Gustavo Gutiérrez a Peruvian theologian, and Dominican priest regarded as one of the founders of liberation theology mentioned in his writing, “Conversion: A Requirement for Solidarity,” that, “If we love others, we love them in their social context” but this is something that we do not only by ourselves, but by the entire church. This is something that I was bad with and continue to struggle with. But “Why Christian?” Because to be Christian is to share an experiential love that binds us together, from the core within us.
From the Scripture that Keegan shared, I once heard it said that the disciples on the boat didn’t lose their faith in Jesus. They lost the faith that they had for themselves. For, the folks on that boat, were used to their boats. They knew what they were made of. They knew who made them. They knew how to fix them. They’re used to the waters. And I trust that Jesus knew this. And I believe that Jesus fell asleep, not out of spite, but out of the trust or faith Jesus had for the disciples. And for his deep desire to know and love these people too.
From growing up, I was not loving myself from my social context. Mainly because, I simply didn’t know from a lack of representation and homophobia. But I didn’t know how to enter into a love for myself as Filipino, queer. But it surely is a trying time.
Why Christian? Because it asks me to trust in myself. To know that there are aspects of the world that I can handle. And when I can trust myself, I can enter into the solidarity with Christ that calls me to rest.

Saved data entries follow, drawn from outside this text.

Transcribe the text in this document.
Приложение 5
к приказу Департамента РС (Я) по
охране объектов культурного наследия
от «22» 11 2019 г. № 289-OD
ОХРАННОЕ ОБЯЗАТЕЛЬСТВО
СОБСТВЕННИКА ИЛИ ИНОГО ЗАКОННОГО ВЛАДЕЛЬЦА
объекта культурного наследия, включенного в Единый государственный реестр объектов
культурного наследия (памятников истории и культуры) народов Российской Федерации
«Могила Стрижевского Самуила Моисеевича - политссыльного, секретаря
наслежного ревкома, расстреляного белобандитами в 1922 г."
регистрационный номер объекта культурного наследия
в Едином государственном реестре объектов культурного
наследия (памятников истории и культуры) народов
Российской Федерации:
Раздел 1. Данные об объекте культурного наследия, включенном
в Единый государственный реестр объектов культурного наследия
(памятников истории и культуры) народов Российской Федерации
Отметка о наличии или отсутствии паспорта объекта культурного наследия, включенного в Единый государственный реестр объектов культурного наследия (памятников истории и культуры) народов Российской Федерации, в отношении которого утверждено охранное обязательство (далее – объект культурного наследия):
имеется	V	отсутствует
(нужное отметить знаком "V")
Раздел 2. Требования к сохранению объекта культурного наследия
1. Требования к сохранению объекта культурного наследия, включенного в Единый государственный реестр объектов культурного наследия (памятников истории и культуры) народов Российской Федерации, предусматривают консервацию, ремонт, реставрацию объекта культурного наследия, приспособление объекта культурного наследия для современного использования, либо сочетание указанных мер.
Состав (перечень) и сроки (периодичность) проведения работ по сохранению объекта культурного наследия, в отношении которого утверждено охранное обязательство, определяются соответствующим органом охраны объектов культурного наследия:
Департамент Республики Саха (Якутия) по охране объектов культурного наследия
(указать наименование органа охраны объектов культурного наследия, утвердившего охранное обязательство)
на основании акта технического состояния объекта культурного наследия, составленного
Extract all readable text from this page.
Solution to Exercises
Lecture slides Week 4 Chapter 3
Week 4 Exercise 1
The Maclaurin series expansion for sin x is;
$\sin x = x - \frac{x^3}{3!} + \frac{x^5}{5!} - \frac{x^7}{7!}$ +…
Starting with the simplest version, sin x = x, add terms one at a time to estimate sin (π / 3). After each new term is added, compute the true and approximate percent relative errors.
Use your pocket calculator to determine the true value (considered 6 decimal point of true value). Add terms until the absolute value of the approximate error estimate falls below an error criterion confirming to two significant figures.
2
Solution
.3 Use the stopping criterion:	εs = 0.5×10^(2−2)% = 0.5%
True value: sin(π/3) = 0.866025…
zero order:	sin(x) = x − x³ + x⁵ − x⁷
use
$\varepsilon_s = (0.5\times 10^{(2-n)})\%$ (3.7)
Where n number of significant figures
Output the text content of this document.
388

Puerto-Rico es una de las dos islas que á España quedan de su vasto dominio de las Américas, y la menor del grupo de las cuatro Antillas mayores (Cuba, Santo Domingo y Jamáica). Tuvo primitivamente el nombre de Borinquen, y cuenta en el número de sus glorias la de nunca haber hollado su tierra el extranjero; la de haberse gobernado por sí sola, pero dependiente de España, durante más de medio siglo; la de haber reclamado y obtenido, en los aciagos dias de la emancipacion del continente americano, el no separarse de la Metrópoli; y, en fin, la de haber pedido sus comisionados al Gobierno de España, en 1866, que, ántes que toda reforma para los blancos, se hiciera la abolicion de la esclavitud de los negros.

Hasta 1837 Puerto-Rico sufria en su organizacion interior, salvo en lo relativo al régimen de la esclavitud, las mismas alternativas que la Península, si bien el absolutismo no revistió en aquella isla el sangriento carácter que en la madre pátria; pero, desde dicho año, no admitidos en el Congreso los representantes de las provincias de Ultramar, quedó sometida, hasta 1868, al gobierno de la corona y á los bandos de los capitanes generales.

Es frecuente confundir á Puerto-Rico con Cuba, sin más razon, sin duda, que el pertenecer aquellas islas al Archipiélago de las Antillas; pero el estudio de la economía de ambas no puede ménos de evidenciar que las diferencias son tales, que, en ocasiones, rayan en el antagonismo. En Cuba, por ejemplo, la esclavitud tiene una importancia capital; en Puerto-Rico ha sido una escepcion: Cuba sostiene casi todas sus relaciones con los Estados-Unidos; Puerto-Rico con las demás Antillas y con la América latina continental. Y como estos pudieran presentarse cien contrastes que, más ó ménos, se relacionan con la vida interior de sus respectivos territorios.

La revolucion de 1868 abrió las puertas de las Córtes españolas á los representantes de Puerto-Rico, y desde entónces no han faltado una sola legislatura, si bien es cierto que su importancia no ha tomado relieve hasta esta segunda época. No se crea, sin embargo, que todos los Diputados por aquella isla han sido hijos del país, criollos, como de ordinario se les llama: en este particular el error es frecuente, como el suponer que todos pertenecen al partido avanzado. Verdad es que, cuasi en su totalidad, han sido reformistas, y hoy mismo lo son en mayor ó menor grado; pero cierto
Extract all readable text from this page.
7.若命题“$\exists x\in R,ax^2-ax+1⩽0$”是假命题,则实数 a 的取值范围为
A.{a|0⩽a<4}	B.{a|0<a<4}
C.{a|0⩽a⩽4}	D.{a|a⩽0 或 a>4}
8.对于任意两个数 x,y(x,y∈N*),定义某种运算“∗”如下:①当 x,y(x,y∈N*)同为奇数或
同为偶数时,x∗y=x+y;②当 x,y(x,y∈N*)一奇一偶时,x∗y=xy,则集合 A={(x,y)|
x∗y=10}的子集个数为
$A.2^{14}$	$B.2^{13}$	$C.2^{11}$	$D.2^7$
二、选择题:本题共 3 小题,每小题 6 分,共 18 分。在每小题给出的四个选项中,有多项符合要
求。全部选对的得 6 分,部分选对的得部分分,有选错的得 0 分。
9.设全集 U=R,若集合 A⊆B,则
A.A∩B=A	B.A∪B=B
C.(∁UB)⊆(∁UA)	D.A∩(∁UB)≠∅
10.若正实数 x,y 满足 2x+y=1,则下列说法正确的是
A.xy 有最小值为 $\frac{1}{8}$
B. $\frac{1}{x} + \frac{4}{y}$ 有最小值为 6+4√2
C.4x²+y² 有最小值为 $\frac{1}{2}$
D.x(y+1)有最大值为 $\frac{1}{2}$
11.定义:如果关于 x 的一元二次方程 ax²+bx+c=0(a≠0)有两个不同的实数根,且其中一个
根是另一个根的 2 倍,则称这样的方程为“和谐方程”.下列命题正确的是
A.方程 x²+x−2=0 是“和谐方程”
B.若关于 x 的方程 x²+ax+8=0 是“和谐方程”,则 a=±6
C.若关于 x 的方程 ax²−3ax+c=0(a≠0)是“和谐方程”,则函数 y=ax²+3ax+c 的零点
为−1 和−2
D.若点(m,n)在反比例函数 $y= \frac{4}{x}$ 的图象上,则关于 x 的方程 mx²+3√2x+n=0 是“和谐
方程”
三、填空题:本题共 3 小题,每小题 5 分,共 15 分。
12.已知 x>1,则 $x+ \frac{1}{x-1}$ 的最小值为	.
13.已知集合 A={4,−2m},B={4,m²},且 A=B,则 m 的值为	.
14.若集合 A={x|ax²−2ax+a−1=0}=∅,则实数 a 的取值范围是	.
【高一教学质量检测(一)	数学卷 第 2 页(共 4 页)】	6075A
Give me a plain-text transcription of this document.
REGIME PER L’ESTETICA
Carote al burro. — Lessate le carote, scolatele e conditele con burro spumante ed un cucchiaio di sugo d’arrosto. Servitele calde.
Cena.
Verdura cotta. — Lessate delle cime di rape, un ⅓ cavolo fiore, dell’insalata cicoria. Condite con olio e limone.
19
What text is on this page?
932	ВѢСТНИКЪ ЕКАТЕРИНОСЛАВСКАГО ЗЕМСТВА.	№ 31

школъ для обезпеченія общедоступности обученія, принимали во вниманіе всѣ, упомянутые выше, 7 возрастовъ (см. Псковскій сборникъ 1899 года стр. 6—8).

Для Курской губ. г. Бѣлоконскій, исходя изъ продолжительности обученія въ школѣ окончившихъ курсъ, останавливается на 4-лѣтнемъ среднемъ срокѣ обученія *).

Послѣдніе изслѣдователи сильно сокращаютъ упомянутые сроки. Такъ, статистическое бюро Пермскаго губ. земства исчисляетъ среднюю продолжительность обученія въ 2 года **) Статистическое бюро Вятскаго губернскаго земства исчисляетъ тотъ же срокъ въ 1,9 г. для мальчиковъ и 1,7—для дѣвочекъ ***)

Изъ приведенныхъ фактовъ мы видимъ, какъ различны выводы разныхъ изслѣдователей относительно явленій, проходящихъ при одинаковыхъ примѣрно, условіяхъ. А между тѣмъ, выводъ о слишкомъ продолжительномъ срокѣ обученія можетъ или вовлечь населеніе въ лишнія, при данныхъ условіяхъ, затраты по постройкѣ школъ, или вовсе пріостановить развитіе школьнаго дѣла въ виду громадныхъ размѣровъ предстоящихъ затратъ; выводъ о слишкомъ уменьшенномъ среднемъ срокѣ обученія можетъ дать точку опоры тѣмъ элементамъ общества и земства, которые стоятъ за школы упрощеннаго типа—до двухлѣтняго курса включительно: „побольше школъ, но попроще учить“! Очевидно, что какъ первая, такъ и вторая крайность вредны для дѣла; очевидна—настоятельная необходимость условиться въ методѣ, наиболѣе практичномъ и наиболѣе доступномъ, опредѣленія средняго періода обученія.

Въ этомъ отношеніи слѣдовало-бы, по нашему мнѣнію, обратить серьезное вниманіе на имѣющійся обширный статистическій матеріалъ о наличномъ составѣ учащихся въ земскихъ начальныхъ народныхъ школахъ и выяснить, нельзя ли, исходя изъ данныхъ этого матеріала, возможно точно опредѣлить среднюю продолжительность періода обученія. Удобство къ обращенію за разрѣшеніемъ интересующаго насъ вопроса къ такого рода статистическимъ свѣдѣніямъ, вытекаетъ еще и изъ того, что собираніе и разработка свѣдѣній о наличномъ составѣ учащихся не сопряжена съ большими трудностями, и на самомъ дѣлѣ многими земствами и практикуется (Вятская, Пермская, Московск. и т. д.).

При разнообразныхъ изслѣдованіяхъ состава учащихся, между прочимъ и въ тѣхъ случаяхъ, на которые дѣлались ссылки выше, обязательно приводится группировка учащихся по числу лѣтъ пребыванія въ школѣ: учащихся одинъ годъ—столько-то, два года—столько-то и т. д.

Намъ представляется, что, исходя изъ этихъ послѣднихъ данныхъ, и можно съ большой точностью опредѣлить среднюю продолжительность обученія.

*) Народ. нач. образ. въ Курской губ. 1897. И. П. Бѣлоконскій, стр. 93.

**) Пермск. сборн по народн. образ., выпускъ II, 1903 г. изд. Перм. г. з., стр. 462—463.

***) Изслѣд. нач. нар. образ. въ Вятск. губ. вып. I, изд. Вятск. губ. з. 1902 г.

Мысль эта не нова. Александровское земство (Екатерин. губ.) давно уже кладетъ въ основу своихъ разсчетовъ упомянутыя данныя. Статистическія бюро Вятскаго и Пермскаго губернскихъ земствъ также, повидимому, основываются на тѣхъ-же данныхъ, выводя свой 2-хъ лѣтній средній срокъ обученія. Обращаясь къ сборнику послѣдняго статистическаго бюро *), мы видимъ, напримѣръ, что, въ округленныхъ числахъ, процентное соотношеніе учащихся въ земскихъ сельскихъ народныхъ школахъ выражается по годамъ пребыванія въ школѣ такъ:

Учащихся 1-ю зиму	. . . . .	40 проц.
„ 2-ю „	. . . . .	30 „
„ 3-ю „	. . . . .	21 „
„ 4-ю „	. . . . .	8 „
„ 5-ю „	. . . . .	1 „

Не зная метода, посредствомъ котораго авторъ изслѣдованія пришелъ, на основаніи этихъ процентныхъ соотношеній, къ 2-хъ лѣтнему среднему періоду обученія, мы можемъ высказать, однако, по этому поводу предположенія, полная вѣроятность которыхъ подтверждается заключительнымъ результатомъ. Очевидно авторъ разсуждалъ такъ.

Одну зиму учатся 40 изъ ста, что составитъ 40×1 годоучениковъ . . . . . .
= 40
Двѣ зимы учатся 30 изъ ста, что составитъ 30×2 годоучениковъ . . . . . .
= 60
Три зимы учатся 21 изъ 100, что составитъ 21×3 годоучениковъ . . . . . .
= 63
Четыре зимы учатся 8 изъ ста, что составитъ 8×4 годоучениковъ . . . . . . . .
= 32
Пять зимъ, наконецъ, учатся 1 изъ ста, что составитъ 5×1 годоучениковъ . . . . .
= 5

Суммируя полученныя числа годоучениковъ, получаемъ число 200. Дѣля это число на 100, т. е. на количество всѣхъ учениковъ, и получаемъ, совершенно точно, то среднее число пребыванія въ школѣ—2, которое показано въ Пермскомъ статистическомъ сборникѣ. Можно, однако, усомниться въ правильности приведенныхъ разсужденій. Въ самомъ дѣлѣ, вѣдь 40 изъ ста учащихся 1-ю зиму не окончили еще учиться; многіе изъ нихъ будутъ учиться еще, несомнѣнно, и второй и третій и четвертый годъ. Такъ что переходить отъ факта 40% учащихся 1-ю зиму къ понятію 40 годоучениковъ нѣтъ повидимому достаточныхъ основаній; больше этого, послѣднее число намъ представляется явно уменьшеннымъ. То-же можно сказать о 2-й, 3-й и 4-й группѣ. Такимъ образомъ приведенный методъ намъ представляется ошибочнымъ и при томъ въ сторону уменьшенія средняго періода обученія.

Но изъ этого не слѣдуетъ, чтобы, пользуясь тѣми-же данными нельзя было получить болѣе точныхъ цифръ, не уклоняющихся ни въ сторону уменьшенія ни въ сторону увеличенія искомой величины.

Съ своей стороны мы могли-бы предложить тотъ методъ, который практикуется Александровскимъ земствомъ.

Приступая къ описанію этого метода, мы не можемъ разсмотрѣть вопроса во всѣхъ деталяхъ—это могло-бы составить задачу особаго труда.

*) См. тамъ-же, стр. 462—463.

But now, when posed with the question of, “Why Christian?” I think it’s easy to say. I can’t keep it within a minute. But my life up to this point has taught me that to answer these two words that:
- Why Christian? God doesn’t require me to do good works for the sake of doing good. But for the sake of my neighbor.
- Why Christian? I’ve seen God use the dirt creviced between ugliest and parts of shame of my life into something beautiful.
- Why Christian? It’s an experiential faith that gets my hands dirty.
- Why Christian? God requires me to enter into the pain and suffering of my neighbor to fully advocate for them.
- Why Christian? Because the lines that I have created myself get demolished by the healing words and story of Jesus Christ.
- Why Christian? It offers a weird counter-cultural and messy alternative message to the American ideal that I have compared myself to. And know that I am beloved:
- From how Asian I am.
- From how I am.
- How flamboyant I am.
- How masculine I am.
- How tall I am.
- Why Christian? Because I am called to ask hard questions.
- Why Christian? Because when I feel like I am not at home. I am home.